In his wisecracking follow-up to Loser’s Town, Depp follows the trail of scorpion’s poison through the ramshackle bowels of Los Angeles to Nice and Cannes, the rarified, salubrious playgrounds of the rich and the famous. Gritty and urban with a throat-slashing psycho hairdresser at its core, Babylon Nights features the return of ironic
private investigator Dave Spandau, a loveable character still living on the edge.
Spandau
is attending the funeral of infamous actor Bobby Dye when he gets a chance to
meet with famous Oscar-winning Hollywood actress Anna Mayhew. David arrives at Anna's gated mansion ostensibly to check out her new security arrangements, but also to be her newly appointed private security guard. Anna has been
receiving a series of letters covered in red ink. The notes are nothing violent or threatening, but they
are creepy and obsessive, and a little submissive.
Dave doesn’t mention it to Anna or Pamela (Anna's sister cum assistant), but the red ink looks strangely like blood. David is deeply concerned for Anna’s safety. She’s been going through an extremely bad time. Pamela tells David the roles are drying up, and the ones
being offered embarrass her even though she knows that she’ll eventually have to take them.
Fifteen years ago, Anna had posed nude for a magazine spread. The photos are out there on the Internet, being incessantly
Googled by Vincent Perec, a boy psychopath who sits in his floored attic, surrounded by computer-printed images of his seductive idol. As Perec plots his moves toward his goddess, he tries to ignore the abusive taunts of his sickly mother, who hovers over him and shouts as though “crazed by God.”
Anna, harboring fleeting visions of “a gray-haired, saggy-assed future self,” unexpectedly finds
herself attracted to the gruff, sexy Spandau, even hiring him to accompany her to the Cannes Film
Festival where she is certified to appear as a judge. David’s encounter with a three-pound cast iron skillet in
downtown Los Angeles sets him on the path as Anna's protector and savior. Still, with all of Dave's efforts to protect Anna in force, there
is no positive link to the unnerving letters.
A lemon-colored sun clears a pinkish Los Angeles skyline, and a tiny vial with a synthesis of five of the ugliest toxins known to man echoes throughout this fast-paced thriller. Intending to gain some influence over Perec, Special
- a local opera-loving pimp - begins to track the psycho, determined to win back a bag containing a hundred thousand dollars,
following a trail that takes him to Cannes and into the unlikely company of David and Anna.
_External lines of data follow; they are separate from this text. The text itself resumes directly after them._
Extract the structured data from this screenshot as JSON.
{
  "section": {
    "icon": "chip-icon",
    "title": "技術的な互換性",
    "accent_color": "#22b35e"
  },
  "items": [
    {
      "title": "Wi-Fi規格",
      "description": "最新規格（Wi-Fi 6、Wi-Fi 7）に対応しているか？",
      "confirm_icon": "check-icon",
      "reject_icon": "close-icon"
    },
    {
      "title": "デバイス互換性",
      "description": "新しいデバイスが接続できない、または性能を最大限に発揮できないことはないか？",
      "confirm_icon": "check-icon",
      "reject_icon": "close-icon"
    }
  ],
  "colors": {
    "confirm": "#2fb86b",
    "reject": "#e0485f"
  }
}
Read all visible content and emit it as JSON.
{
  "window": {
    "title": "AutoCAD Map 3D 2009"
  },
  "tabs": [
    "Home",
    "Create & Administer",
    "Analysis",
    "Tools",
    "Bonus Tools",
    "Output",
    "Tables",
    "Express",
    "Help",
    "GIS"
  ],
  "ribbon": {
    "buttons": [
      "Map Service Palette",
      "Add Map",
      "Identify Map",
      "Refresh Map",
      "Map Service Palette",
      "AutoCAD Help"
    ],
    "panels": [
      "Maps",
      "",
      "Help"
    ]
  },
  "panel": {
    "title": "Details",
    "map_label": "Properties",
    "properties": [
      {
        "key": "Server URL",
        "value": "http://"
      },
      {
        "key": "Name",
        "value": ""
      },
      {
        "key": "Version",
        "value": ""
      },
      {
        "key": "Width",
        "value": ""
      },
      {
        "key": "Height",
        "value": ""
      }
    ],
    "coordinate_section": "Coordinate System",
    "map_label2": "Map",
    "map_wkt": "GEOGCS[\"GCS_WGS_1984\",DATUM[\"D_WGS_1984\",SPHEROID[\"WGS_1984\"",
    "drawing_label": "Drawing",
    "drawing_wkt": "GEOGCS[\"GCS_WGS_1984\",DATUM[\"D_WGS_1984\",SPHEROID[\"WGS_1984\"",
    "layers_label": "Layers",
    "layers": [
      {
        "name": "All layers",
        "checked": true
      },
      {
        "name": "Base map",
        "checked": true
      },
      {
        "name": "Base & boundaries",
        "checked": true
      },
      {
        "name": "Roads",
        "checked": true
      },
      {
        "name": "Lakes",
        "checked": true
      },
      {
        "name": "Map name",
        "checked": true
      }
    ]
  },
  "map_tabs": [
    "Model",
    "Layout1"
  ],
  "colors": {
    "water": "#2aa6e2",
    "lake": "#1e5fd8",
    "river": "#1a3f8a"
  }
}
Just as the budding romance of a fading star might become the stuff of legend, Depp’s writing is as smooth as silk where the famous and the infamous schmooze and booze with pimps and whores.
A raving Perec hovers ever more out-of-control, getting closer and closer to his beloved muse. Spandau eventually shows his true mettle in this entertaining tale of love, fame, fortune and greed
in which the skewering of the contemporary Hollywood dream is writ large, bad and blood-soaked.